The Netherlands Organisation for Scientific Research (NWO) evaluated the project's scientific output with 4-5 out of 5, meaning ‘internationally excellent in terms of originality, significance and rigour’ and ‘world-leading in terms of originality, significance and rigour.’
International Institute of Social Studies, the Netherlands
Institute of Environmental Science and Technology, Spain
Chiang Mai University, Thailand
Non-academic research and civil society organizations
Transnational Institute, the Netherlands
Food First Information and Action Network
Equitable Cambodia, Cambodia
Community Peace-Building Network, Cambodia
Land Core Group, Myanmar
Dawei Development Association, Myanmar
Metta Development Foundation, Myanmar
Paung Ku, Myanmar
TNI Myanmar Programme
Inter-Church Organization for Development Cooperation (Southeast Asia)
At ISS, Mosaic involved four PhD researchers (Clara Park, Yukari Sikeni, Sara Vigil, Ratha Thuon), two externally funded post-doctoral researchers (Dr Arnim Scheidel and Dr Carol Hunsberger), and two academic staff (Jun Borras and Max Spoor). There are other five other academics who are not from ISS.
The project was complicate and extremely difficult to carry out administratively speaking: not only that it was a very large consortium, working with five different currencies – it also carried out research and advocacy work in extremely difficult political conditions.

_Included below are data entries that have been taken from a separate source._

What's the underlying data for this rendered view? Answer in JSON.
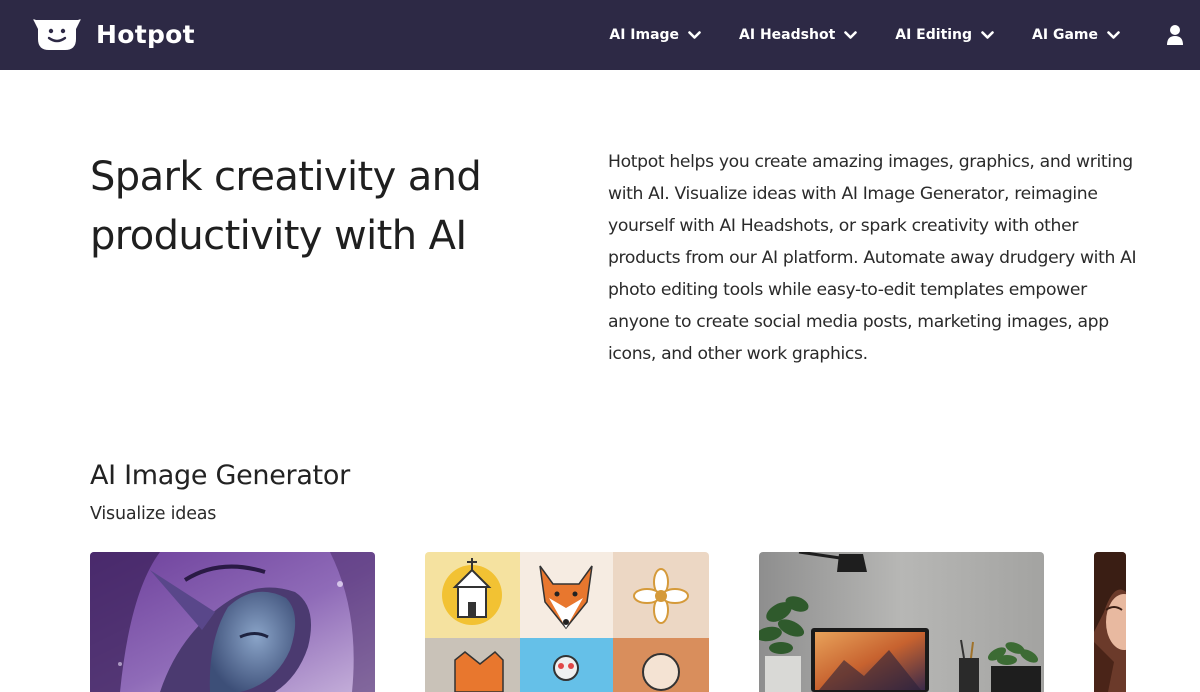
{
  "header": {
    "brand": "Hotpot",
    "logo_icon": "smiling-pot-icon",
    "nav": [
      {
        "label": "AI Image"
      },
      {
        "label": "AI Headshot"
      },
      {
        "label": "AI Editing"
      },
      {
        "label": "AI Game"
      }
    ],
    "user_icon": "user-icon"
  },
  "hero": {
    "title": "Spark creativity and productivity with AI",
    "description": "Hotpot helps you create amazing images, graphics, and writing with AI. Visualize ideas with AI Image Generator, reimagine yourself with AI Headshots, or spark creativity with other products from our AI platform. Automate away drudgery with AI photo editing tools while easy-to-edit templates empower anyone to create social media posts, marketing images, app icons, and other work graphics."
  },
  "section": {
    "title": "AI Image Generator",
    "subtitle": "Visualize ideas"
  },
  "colors": {
    "navbar_bg": "#2d2945",
    "nav_text": "#ffffff",
    "body_bg": "#ffffff"
  }
}
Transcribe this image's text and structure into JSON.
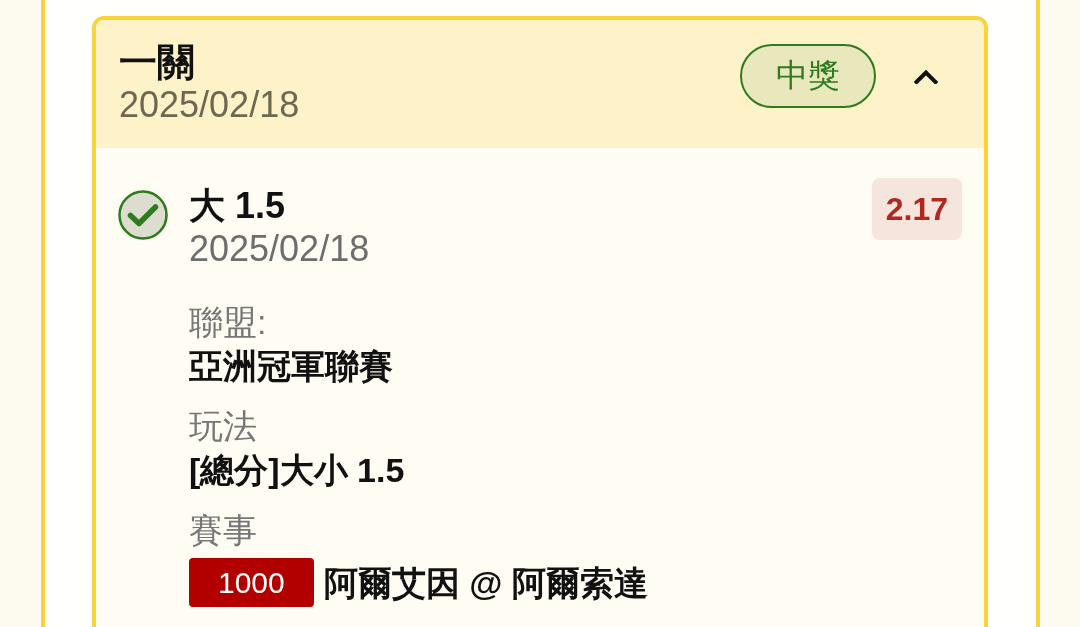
{
  "ticket": {
    "title": "一關",
    "date": "2025/02/18",
    "status": {
      "label": "中獎",
      "kind": "won"
    },
    "expanded": true
  },
  "selections": [
    {
      "won": true,
      "pick": "大 1.5",
      "date": "2025/02/18",
      "odds": "2.17",
      "fields": [
        {
          "kind": "text",
          "label": "聯盟:",
          "value": "亞洲冠軍聯賽"
        },
        {
          "kind": "text",
          "label": "玩法",
          "value": "[總分]大小 1.5"
        },
        {
          "kind": "match",
          "label": "賽事",
          "tag": "1000",
          "value": "阿爾艾因 @ 阿爾索達"
        }
      ]
    }
  ]
}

It is in this context the the Mosaic consortium members are profoundly grateful to the key ISS project staff, for their effective intervention with their skills, patience, flexibility and profound dedication, that saved the project from imploding, and helped it conclude quite successfully.
ISS project staff Veronika Goussatchenko and Bisessar-Selvarajah, and ISS finance department staff Simona Thalen and Chaya Raghoenath, and Yuni Palupi of ICCO Bali office Yuni were just as important members of the Mosaic team as their academic counterparts.